Understanding Patterns in Infant-Directed Speech in Context: An Investigation of Statistical Cues to Word Boundaries
MetadataShow full item record
People talk about coherent episodes of their experience, leading to strong dependencies between words and the contexts in which they appear. Consequently, language within a context is more repetitive and more coherent than language sampled from across contexts. In this dissertation, I investigated how patterns in infant-directed speech differ under context-sensitive compared to context-independent analysis. In particular, I tested the hypothesis that cues to word boundaries may be clearer within contexts. Analyzing a large corpus of transcribed infant-directed speech, I implemented three different approaches to defining context: a top-down approach using the occurrence of key words from pre-determined context lists, a bottom-up approach using topic modeling, and a subjective coding approach where contexts were determined by open-ended, subjective judgments of coders reading sections of the transcripts.

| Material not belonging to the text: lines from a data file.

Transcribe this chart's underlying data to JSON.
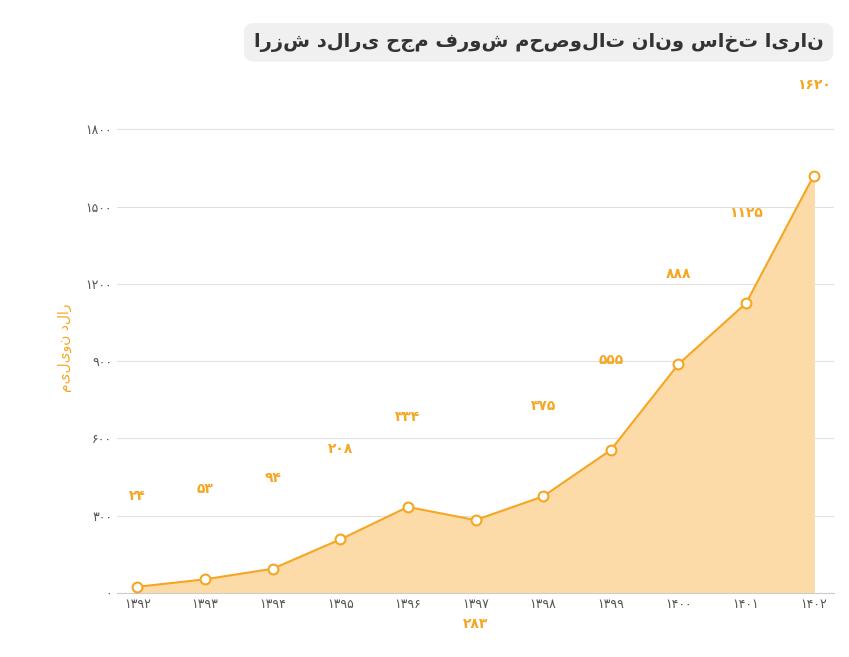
{
  "years": [
    "۱۳۹۲",
    "۱۳۹۳",
    "۱۳۹۴",
    "۱۳۹۵",
    "۱۳۹۶",
    "۱۳۹۷",
    "۱۳۹۸",
    "۱۳۹۹",
    "۱۴۰۰",
    "۱۴۰۱",
    "۱۴۰۲"
  ],
  "values": [
    24,
    53,
    94,
    208,
    334,
    283,
    375,
    555,
    888,
    1125,
    1620
  ],
  "labels": [
    "۲۴",
    "۵۳",
    "۹۴",
    "۲۰۸",
    "۳۳۴",
    "۲۸۳",
    "۳۷۵",
    "۵۵۵",
    "۸۸۸",
    "۱۱۲۵",
    "۱۶۲۰"
  ],
  "title": "ارزش دلاری حجم فروش محصولات نانو ساخت ایران",
  "ylabel": "میلیون دلار",
  "yticks": [
    0,
    300,
    600,
    900,
    1200,
    1500,
    1800
  ],
  "ytick_labels": [
    "۰",
    "۳۰۰",
    "۶۰۰",
    "۹۰۰",
    "۱۲۰۰",
    "۱۵۰۰",
    "۱۸۰۰"
  ],
  "line_color": "#F5A623",
  "fill_color": "#FDDBA8",
  "marker_color": "#FFFFFF",
  "marker_edge_color": "#F5A623",
  "label_color": "#F5A623",
  "bg_color": "#FFFFFF",
  "title_bg_color": "#F0F0F0",
  "grid_color": "#E0E0E0",
  "axis_color": "#CCCCCC",
  "ylim": [
    0,
    1900
  ],
  "title_fontsize": 14,
  "label_fontsize": 10,
  "ylabel_fontsize": 10,
  "ytick_fontsize": 9
}
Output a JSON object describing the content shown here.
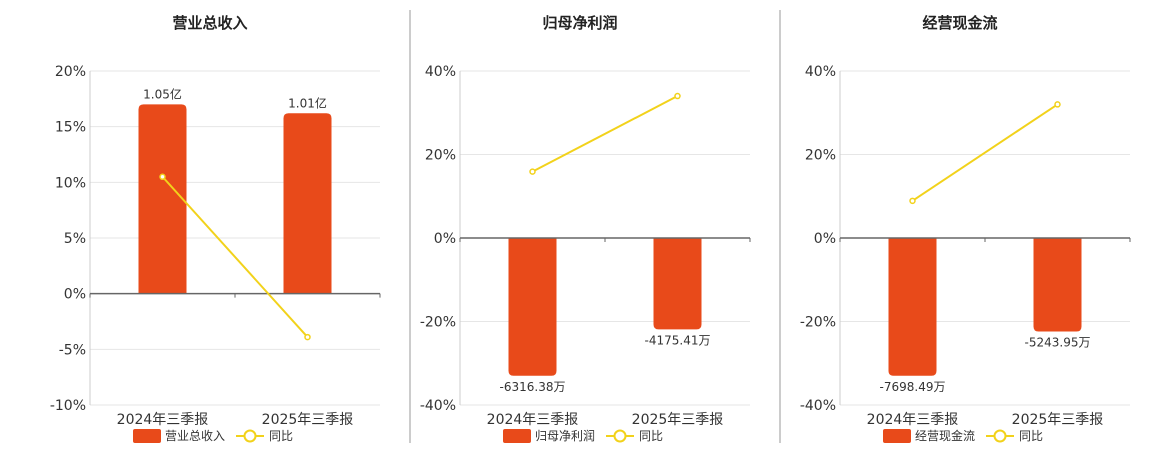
{
  "colors": {
    "bar": "#E84A1A",
    "line": "#F2D21B",
    "grid": "#e6e6e6",
    "axis": "#666666",
    "divider": "#999999"
  },
  "legend_line_label": "同比",
  "chart_data": [
    {
      "type": "bar",
      "title": "营业总收入",
      "categories": [
        "2024年三季报",
        "2025年三季报"
      ],
      "ylim": [
        -10,
        20
      ],
      "yticks": [
        20,
        15,
        10,
        5,
        0,
        -5,
        -10
      ],
      "ytick_labels": [
        "20%",
        "15%",
        "10%",
        "5%",
        "0%",
        "-5%",
        "-10%"
      ],
      "series": [
        {
          "name": "营业总收入",
          "kind": "bar",
          "values": [
            17.0,
            16.2
          ],
          "labels": [
            "1.05亿",
            "1.01亿"
          ]
        },
        {
          "name": "同比",
          "kind": "line",
          "values": [
            10.5,
            -3.9
          ]
        }
      ],
      "legend": "bottom-center",
      "grid": true
    },
    {
      "type": "bar",
      "title": "归母净利润",
      "categories": [
        "2024年三季报",
        "2025年三季报"
      ],
      "ylim": [
        -40,
        40
      ],
      "yticks": [
        40,
        20,
        0,
        -20,
        -40
      ],
      "ytick_labels": [
        "40%",
        "20%",
        "0%",
        "-20%",
        "-40%"
      ],
      "series": [
        {
          "name": "归母净利润",
          "kind": "bar",
          "values": [
            -33.0,
            -21.9
          ],
          "labels": [
            "-6316.38万",
            "-4175.41万"
          ]
        },
        {
          "name": "同比",
          "kind": "line",
          "values": [
            15.9,
            34.0
          ]
        }
      ],
      "legend": "bottom-center",
      "grid": true
    },
    {
      "type": "bar",
      "title": "经营现金流",
      "categories": [
        "2024年三季报",
        "2025年三季报"
      ],
      "ylim": [
        -40,
        40
      ],
      "yticks": [
        40,
        20,
        0,
        -20,
        -40
      ],
      "ytick_labels": [
        "40%",
        "20%",
        "0%",
        "-20%",
        "-40%"
      ],
      "series": [
        {
          "name": "经营现金流",
          "kind": "bar",
          "values": [
            -33.0,
            -22.4
          ],
          "labels": [
            "-7698.49万",
            "-5243.95万"
          ]
        },
        {
          "name": "同比",
          "kind": "line",
          "values": [
            8.9,
            32.0
          ]
        }
      ],
      "legend": "bottom-center",
      "grid": true
    }
  ]
}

I found substantial agreement among the context codes from the three different approaches, but also important differences in the proportion of the corpus that was identified by context, the distribution of the contexts identified, and some characteristics of the utterances selected by each approach. I discuss implications for the use and interpretation of contexts defined in each of these three ways, and the value of a multiple-method approach in the exploration of context. To test the strength of statistical cues to word boundaries in context-specific sub-corpora relative to a context-independent analysis of cues to word boundaries, I used a resampling procedure to compare the segmentability of context sub-corpora defined by each of the three approaches to a distribution of random sub-corpora, matched for size for each context sub-corpus. Although my analyses confirmed that context-specific sub-corpora are indeed more repetitive, the data did not support the hypothesis that speech within contexts provides richer information about the statistical dependencies among phonemes than is available when analyzing the same statistical dependencies without respect to context. Alternative hypotheses and future directions to further elucidate this phenomenon are discussed.